Composer Wojciech Kilar dies in Katowice at 81
Wojciech Kilar, who was BAFTA-nominated for his score to Roman Polanski’s Oscar-winning film The Pianist, has died aged 81.
The Polish pianist and composer died in his hometown Katowice following a long illness.
“The power and the message of his music… will stay in my memory forever,” said Jerzy Kornowicz, head of the Association of Polish Composers.
Wojciech Kilar’s work as a film composer included Dracula and Roman Polanski’s The Ninth Gate.
Although he cited his first love as writing symphonies and concertos, he won worldwide attention as a film composer, writing scores for more than 130 films and working with celebrity directors such as Jane Campion (Portrait of a Lady) and Francis Ford Coppola.
Bram Stoker’s Dracula won Wojciech Kilar the best score composer award from the American Society of Composers, Authors and Publishers in 1992.
Francis Ford Coppola is understood to have given Wojciech Kilar a free rein to compose the score for Dracula, and it was reported that when the American director later asked Kilar what it took to write music like his, Kilar cryptically replied: “You need to live in Katowice.”

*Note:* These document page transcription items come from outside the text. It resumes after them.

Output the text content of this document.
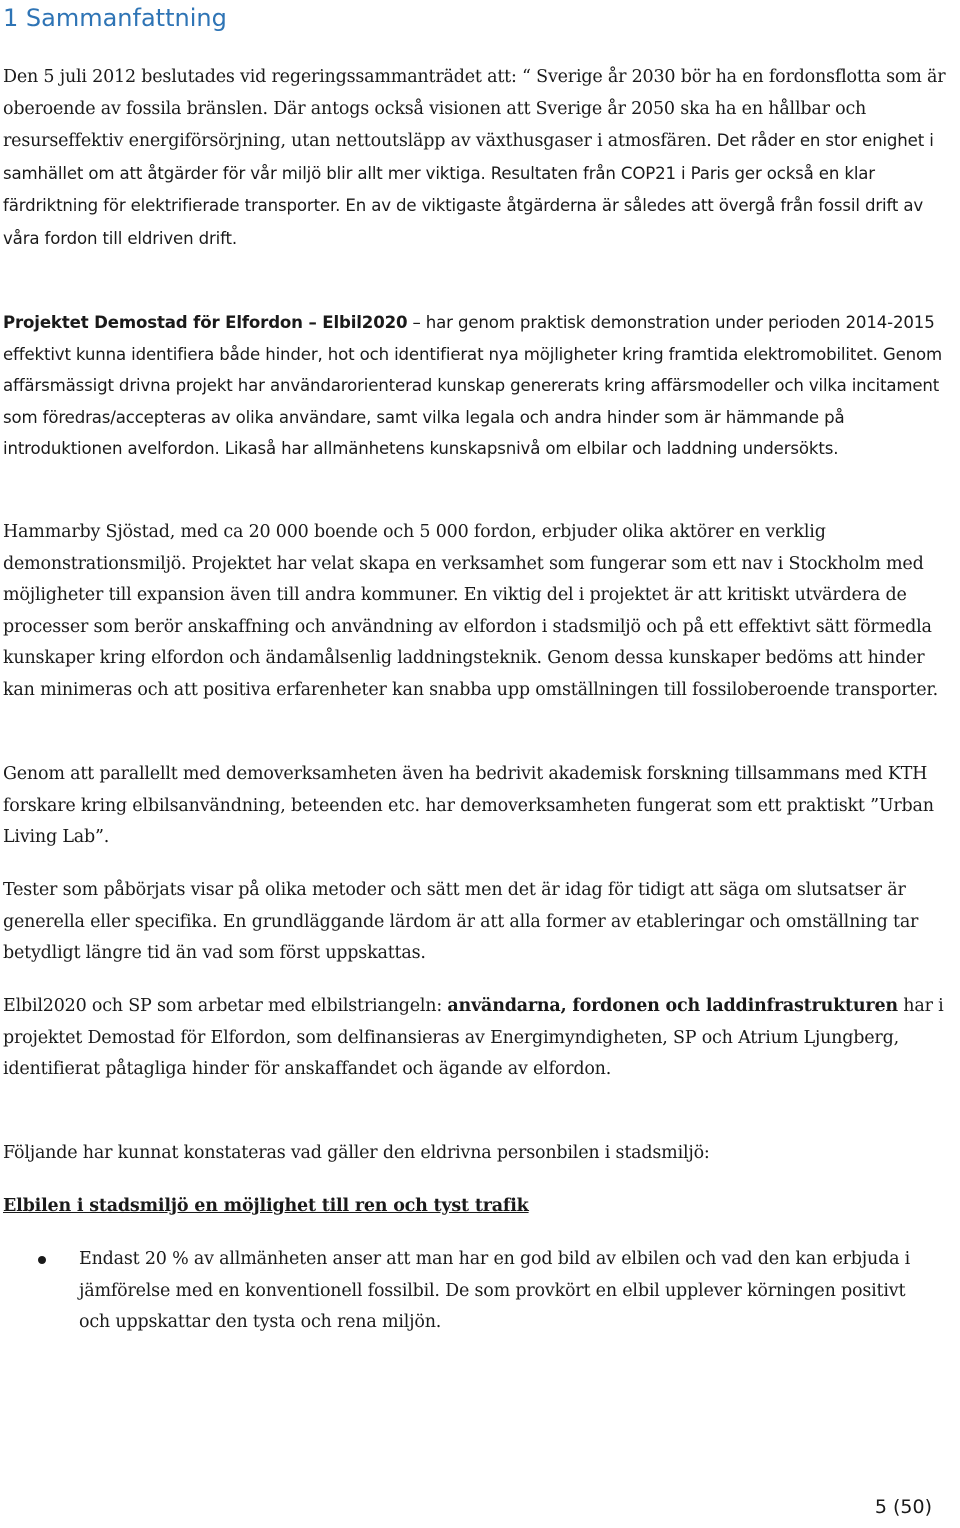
1 Sammanfattning

Den 5 juli 2012 beslutades vid regeringssammanträdet att: “ Sverige år 2030 bör ha en fordonsflotta som är oberoende av fossila bränslen. Där antogs också visionen att Sverige år 2050 ska ha en hållbar och resurseffektiv energiförsörjning, utan nettoutsläpp av växthusgaser i atmosfären. Det råder en stor enighet i samhället om att åtgärder för vår miljö blir allt mer viktiga. Resultaten från COP21 i Paris ger också en klar färdriktning för elektrifierade transporter. En av de viktigaste åtgärderna är således att övergå från fossil drift av våra fordon till eldriven drift.

Projektet Demostad för Elfordon – Elbil2020 – har genom praktisk demonstration under perioden 2014-2015 effektivt kunna identifiera både hinder, hot och identifierat nya möjligheter kring framtida elektromobilitet. Genom affärsmässigt drivna projekt har användarorienterad kunskap genererats kring affärsmodeller och vilka incitament som föredras/accepteras av olika användare, samt vilka legala och andra hinder som är hämmande på introduktionen avelfordon. Likaså har allmänhetens kunskapsnivå om elbilar och laddning undersökts.

Hammarby Sjöstad, med ca 20 000 boende och 5 000 fordon, erbjuder olika aktörer en verklig demonstrationsmiljö. Projektet har velat skapa en verksamhet som fungerar som ett nav i Stockholm med möjligheter till expansion även till andra kommuner. En viktig del i projektet är att kritiskt utvärdera de processer som berör anskaffning och användning av elfordon i stadsmiljö och på ett effektivt sätt förmedla kunskaper kring elfordon och ändamålsenlig laddningsteknik. Genom dessa kunskaper bedöms att hinder kan minimeras och att positiva erfarenheter kan snabba upp omställningen till fossiloberoende transporter.

Genom att parallellt med demoverksamheten även ha bedrivit akademisk forskning tillsammans med KTH forskare kring elbilsanvändning, beteenden etc. har demoverksamheten fungerat som ett praktiskt ”Urban Living Lab”.

Tester som påbörjats visar på olika metoder och sätt men det är idag för tidigt att säga om slutsatser är generella eller specifika. En grundläggande lärdom är att alla former av etableringar och omställning tar betydligt längre tid än vad som först uppskattas.

Elbil2020 och SP som arbetar med elbilstriangeln: användarna, fordonen och laddinfrastrukturen har i projektet Demostad för Elfordon, som delfinansieras av Energimyndigheten, SP och Atrium Ljungberg, identifierat påtagliga hinder för anskaffandet och ägande av elfordon.

Följande har kunnat konstateras vad gäller den eldrivna personbilen i stadsmiljö:

Elbilen i stadsmiljö en möjlighet till ren och tyst trafik

Endast 20 % av allmänheten anser att man har en god bild av elbilen och vad den kan erbjuda i jämförelse med en konventionell fossilbil. De som provkört en elbil upplever körningen positivt och uppskattar den tysta och rena miljön.
5 (50)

Born in 1932, Wojciech Kilar studied piano and composition in Poland, graduating from the State Higher School of Music, in Katowice, with top honors in 1955.
Inspired by the works of Claude Debussy, Maurice Ravel and fellow countryman Karol Szymanowski – Wojciech Kilar co-founded the Karol Szymanowski Society in 1977 – his work incorporated Polish folk songs and Catholic church music.